After a few small appearances in obligatory teen comedies, Cusack landed the lead in a trio of above average examples, the black, cartoonish Better Off Dead (1985), the sweet, Capra-esque The Sure Thing (1985) and Cameron Crowe's overwritten, but earnest Say Anything (1989). With these, he earned the hearts of teen romantics everywhere, both with his effortless chemistry with the opposite sex and his unique, clever, and witty way of getting them. Last year, I wanted to name my son Nick thanks to a monologue Cusack delivers in The Sure Thing: "Elliot? You're gonna name the kid Elliot? No, you can't name the kid Elliot. Elliot is a fat kid with glasses who eats paste. You're not gonna name the kid Elliot. You gotta give him a real name. Give him a name. Like Nick. Nick's a real name. Nick's your buddy. Nick's the kind of guy you can trust, the kind of guy you can drink a beer with, the kind of guy who doesn't mind if you puke in his car, Nick." (We didn't end up going with Nick, but we didn't use Elliot either.)

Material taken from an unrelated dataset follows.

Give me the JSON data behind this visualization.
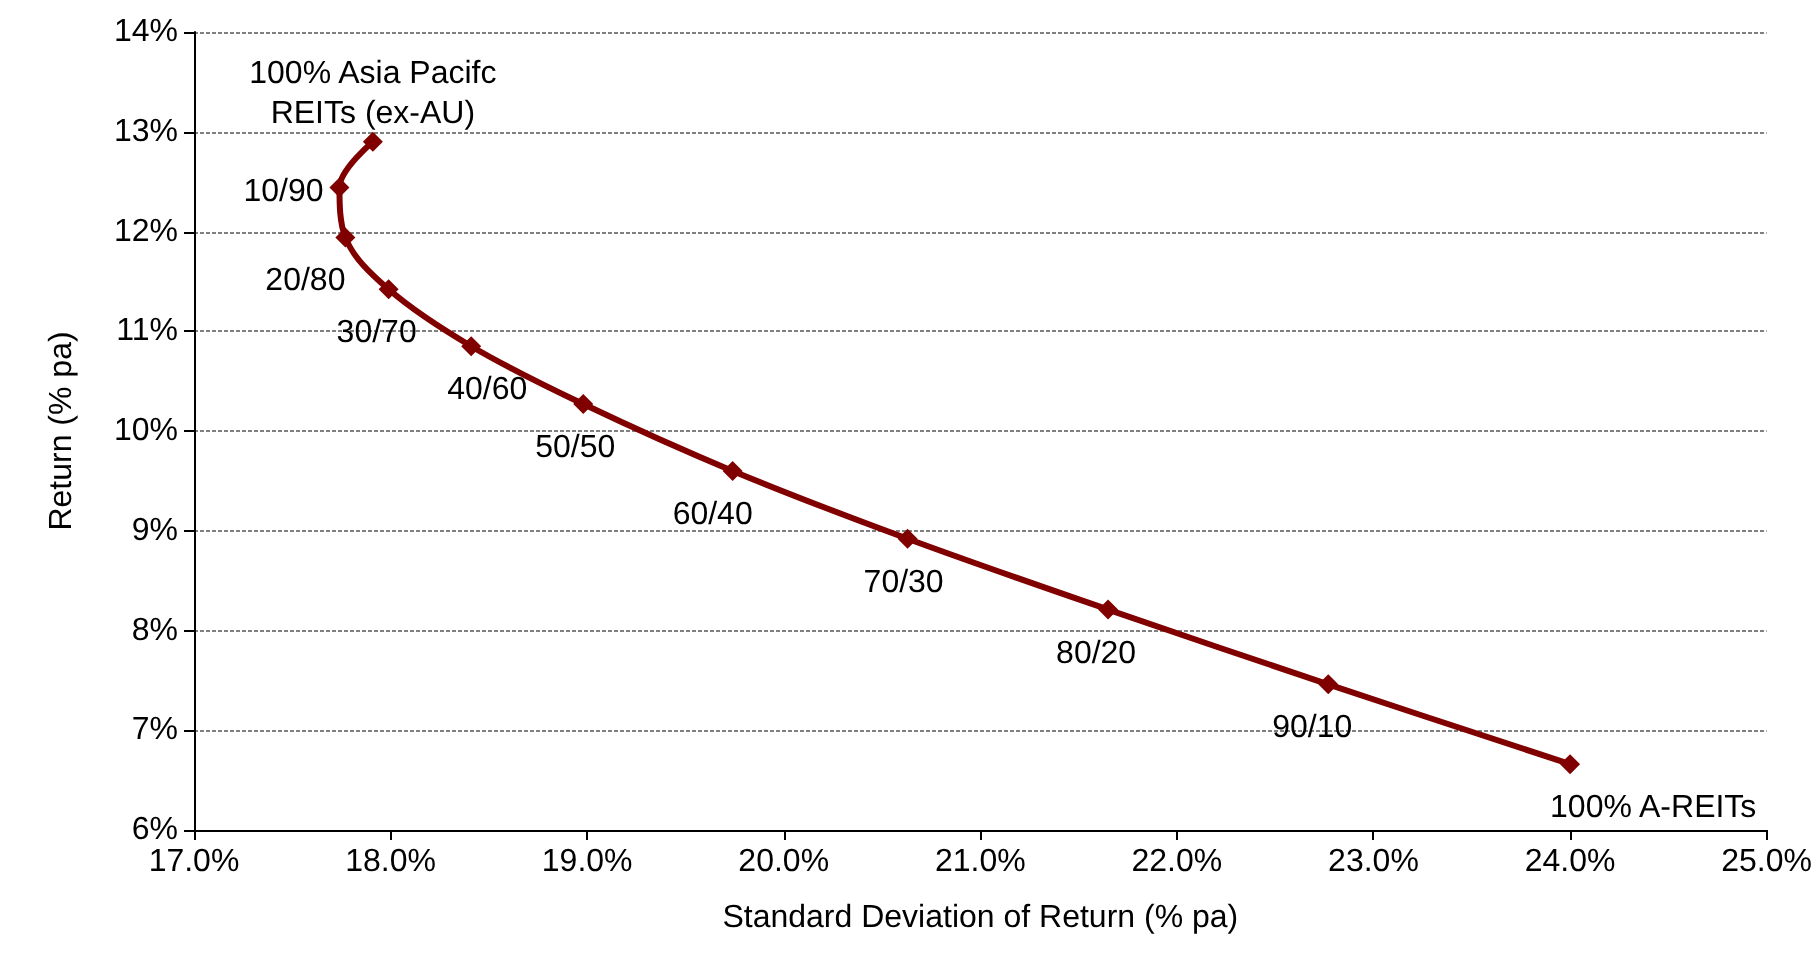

It wasn't long before Cusack grew up and sought adult roles. In The Grifters (1990), he used his slippery cool in his role as a con man -- and watched as all his co-stars earned Oscar nominations around him. But he retained that sense of everyman; any twenty-something that saw the movie secretly entertained the concept of abandoning everything and hitting the grift. In 1994, he starred in Woody Allen's Bullets Over Broadway and somehow became the most successful "Woody Allen character," besides Woody Allen, to date. (Once again, all his co-stars earned Oscar nominations.) In 1997, he pulled a triple-play, with Clint Eastwood's underrated Midnight in the Garden of Good and Evil, Jerry Bruckheimer's Con Air -- as the first and only action hero to wear sandals -- and Grosse Pointe Blank.

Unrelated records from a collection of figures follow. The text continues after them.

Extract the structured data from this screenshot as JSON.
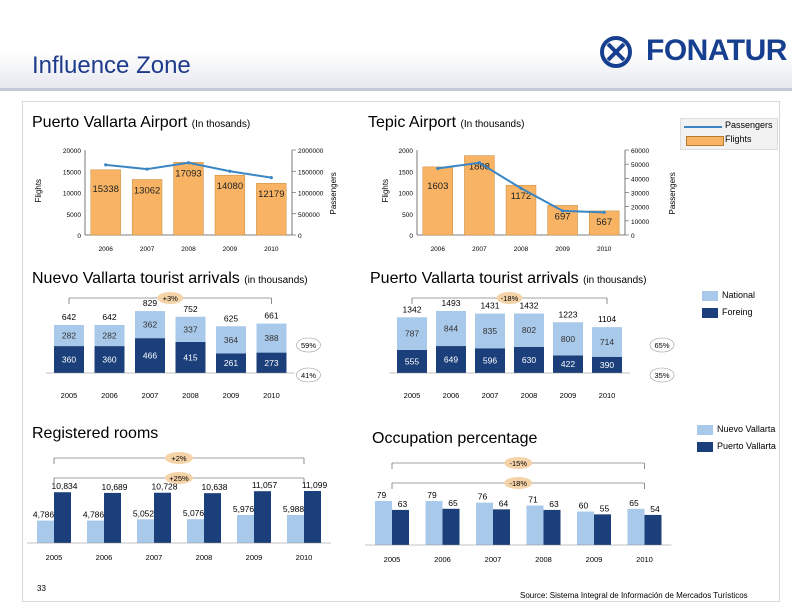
{
  "header": {
    "title": "Influence Zone",
    "logo_text": "FONATUR"
  },
  "colors": {
    "bar_orange": "#f8b464",
    "line_blue": "#3a86c4",
    "navy": "#1b3f7a",
    "nat_blue": "#a9c9ea",
    "title_blue": "#1e3a8a"
  },
  "pva_airport": {
    "title": "Puerto Vallarta Airport",
    "subtitle": "(In thosands)",
    "left_axis_label": "Flights",
    "right_axis_label": "Passengers"
  },
  "tepic_airport": {
    "title": "Tepic  Airport",
    "subtitle": "(In thousands)",
    "left_axis_label": "Flights",
    "right_axis_label": "Passengers"
  },
  "airport_legend": {
    "passengers": "Passengers",
    "flights": "Flights"
  },
  "nv_arrivals": {
    "title": "Nuevo Vallarta tourist arrivals",
    "subtitle": "(in thousands)",
    "growth": "+3%",
    "pct_national": "59%",
    "pct_foreign": "41%"
  },
  "pv_arrivals": {
    "title": "Puerto Vallarta tourist arrivals",
    "subtitle": "(in thousands)",
    "growth": "-18%",
    "pct_national": "65%",
    "pct_foreign": "35%"
  },
  "arrivals_legend": {
    "national": "National",
    "foreign": "Foreing"
  },
  "rooms": {
    "title": "Registered rooms",
    "growth_outer": "+2%",
    "growth_inner": "+25%"
  },
  "occupation": {
    "title": "Occupation percentage",
    "growth_outer": "-15%",
    "growth_inner": "-18%"
  },
  "rooms_legend": {
    "nv": "Nuevo Vallarta",
    "pv": "Puerto Vallarta"
  },
  "footer": {
    "source": "Source: Sistema Integral de Información de Mercados Turísticos",
    "page": "33"
  },
  "chart_data": [
    {
      "id": "pva_airport",
      "type": "bar",
      "categories": [
        "2006",
        "2007",
        "2008",
        "2009",
        "2010"
      ],
      "ylim_left": [
        0,
        20000
      ],
      "ylim_right": [
        0,
        2000000
      ],
      "left_ticks": [
        "0",
        "5000",
        "10000",
        "15000",
        "20000"
      ],
      "right_ticks": [
        "0",
        "500000",
        "1000000",
        "1500000",
        "2000000"
      ],
      "series": [
        {
          "name": "Flights",
          "type": "bar",
          "values": [
            15338,
            13062,
            17093,
            14080,
            12179
          ]
        },
        {
          "name": "Passengers",
          "type": "line",
          "values": [
            1650000,
            1550000,
            1700000,
            1500000,
            1350000
          ]
        }
      ],
      "data_labels": [
        "15338",
        "13062",
        "17093",
        "14080",
        "12179"
      ]
    },
    {
      "id": "tepic_airport",
      "type": "bar",
      "categories": [
        "2006",
        "2007",
        "2008",
        "2009",
        "2010"
      ],
      "ylim_left": [
        0,
        2000
      ],
      "ylim_right": [
        0,
        60000
      ],
      "left_ticks": [
        "0",
        "500",
        "1000",
        "1500",
        "2000"
      ],
      "right_ticks": [
        "0",
        "10000",
        "20000",
        "30000",
        "40000",
        "50000",
        "60000"
      ],
      "series": [
        {
          "name": "Flights",
          "type": "bar",
          "values": [
            1603,
            1868,
            1172,
            697,
            567
          ]
        },
        {
          "name": "Passengers",
          "type": "line",
          "values": [
            47000,
            51000,
            33000,
            17000,
            16000
          ]
        }
      ],
      "data_labels": [
        "1603",
        "1868",
        "1172",
        "697",
        "567"
      ]
    },
    {
      "id": "nv_arrivals",
      "type": "bar",
      "categories": [
        "2005",
        "2006",
        "2007",
        "2008",
        "2009",
        "2010"
      ],
      "series": [
        {
          "name": "National",
          "values": [
            282,
            282,
            362,
            337,
            364,
            388
          ]
        },
        {
          "name": "Foreing",
          "values": [
            360,
            360,
            466,
            415,
            261,
            273
          ]
        }
      ],
      "totals": [
        642,
        642,
        829,
        752,
        625,
        661
      ],
      "national_labels": [
        "282",
        "282",
        "362",
        "337",
        "364",
        "388"
      ],
      "foreign_labels": [
        "360",
        "360",
        "466",
        "415",
        "261",
        "273"
      ],
      "total_labels": [
        "642",
        "642",
        "829",
        "752",
        "625",
        "661"
      ]
    },
    {
      "id": "pv_arrivals",
      "type": "bar",
      "categories": [
        "2005",
        "2006",
        "2007",
        "2008",
        "2009",
        "2010"
      ],
      "series": [
        {
          "name": "National",
          "values": [
            787,
            844,
            835,
            802,
            800,
            714
          ]
        },
        {
          "name": "Foreing",
          "values": [
            555,
            649,
            596,
            630,
            422,
            390
          ]
        }
      ],
      "totals": [
        1342,
        1493,
        1431,
        1432,
        1223,
        1104
      ],
      "national_labels": [
        "787",
        "844",
        "835",
        "802",
        "800",
        "714"
      ],
      "foreign_labels": [
        "555",
        "649",
        "596",
        "630",
        "422",
        "390"
      ],
      "total_labels": [
        "1342",
        "1493",
        "1431",
        "1432",
        "1223",
        "1104"
      ]
    },
    {
      "id": "rooms",
      "type": "bar",
      "categories": [
        "2005",
        "2006",
        "2007",
        "2008",
        "2009",
        "2010"
      ],
      "series": [
        {
          "name": "Nuevo Vallarta",
          "values": [
            4786,
            4786,
            5052,
            5076,
            5976,
            5988
          ]
        },
        {
          "name": "Puerto Vallarta",
          "values": [
            10834,
            10689,
            10728,
            10638,
            11057,
            11099
          ]
        }
      ],
      "nv_labels": [
        "4,786",
        "4,786",
        "5,052",
        "5,076",
        "5,976",
        "5,988"
      ],
      "pv_labels": [
        "10,834",
        "10,689",
        "10,728",
        "10,638",
        "11,057",
        "11,099"
      ]
    },
    {
      "id": "occupation",
      "type": "bar",
      "categories": [
        "2005",
        "2006",
        "2007",
        "2008",
        "2009",
        "2010"
      ],
      "series": [
        {
          "name": "Nuevo Vallarta",
          "values": [
            79,
            79,
            76,
            71,
            60,
            65
          ]
        },
        {
          "name": "Puerto Vallarta",
          "values": [
            63,
            65,
            64,
            63,
            55,
            54
          ]
        }
      ],
      "nv_labels": [
        "79",
        "79",
        "76",
        "71",
        "60",
        "65"
      ],
      "pv_labels": [
        "63",
        "65",
        "64",
        "63",
        "55",
        "54"
      ]
    }
  ]
}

The latter showed a new side of Cusack, the writer. Co-written with his pals Tom Jankiewicz, D.V. DeVincentis and Steve Pink, the film also hinted at Cusack's loyalty and his privacy (he allegedly hates talking to reporters). He often surrounds himself with trusted friends, like Jeremy Piven and Tim Robbins, and includes tributes to his favorite songs, movies and books. The Grosse Pointe Blank soundtrack exploded with all kinds of 1980s music, but notably the Clash, of whom Cusack is an outspoken devotee (and also of Joe Strummer's second band, The Mescaleros). The movie Cool Hand Luke (1967) and the book Love in the Time of Cholera also get special mentions in Cusack movies.

Cusack co-wrote the amazing High Fidelity (2000), with two of his three writing partners, spoke to every thirty-something nerd who ever collected anything, and introduced all of us to the Beta Band at the same time. Since then, he has been hit-and-miss, but hasn't everyone? I liked Serendipity (2001), a throwback to his teenage hopeless romantics, although most did not. The masterpiece The Thin Red Line was also in there, as was Being John Malkovich and the interesting films Cradle Will Rock and Identity. Some other films were interesting failures (Pushing Tin) or slightly less so (America's Sweethearts, The Ice Harvest, Must Love Dogs). And his upcoming Martian Child looks a bit goopy for my taste. Which brings us up to date. Cusack's burned-out, cynical writer in 1408 is the perfect Cusack character at this time; he's divorced, missing a daughter and desperately eager to believe in something that his younger self would have accepted with little trouble. That he might actually find that something gives hope to all of us male, nerdy, smart, collector guys.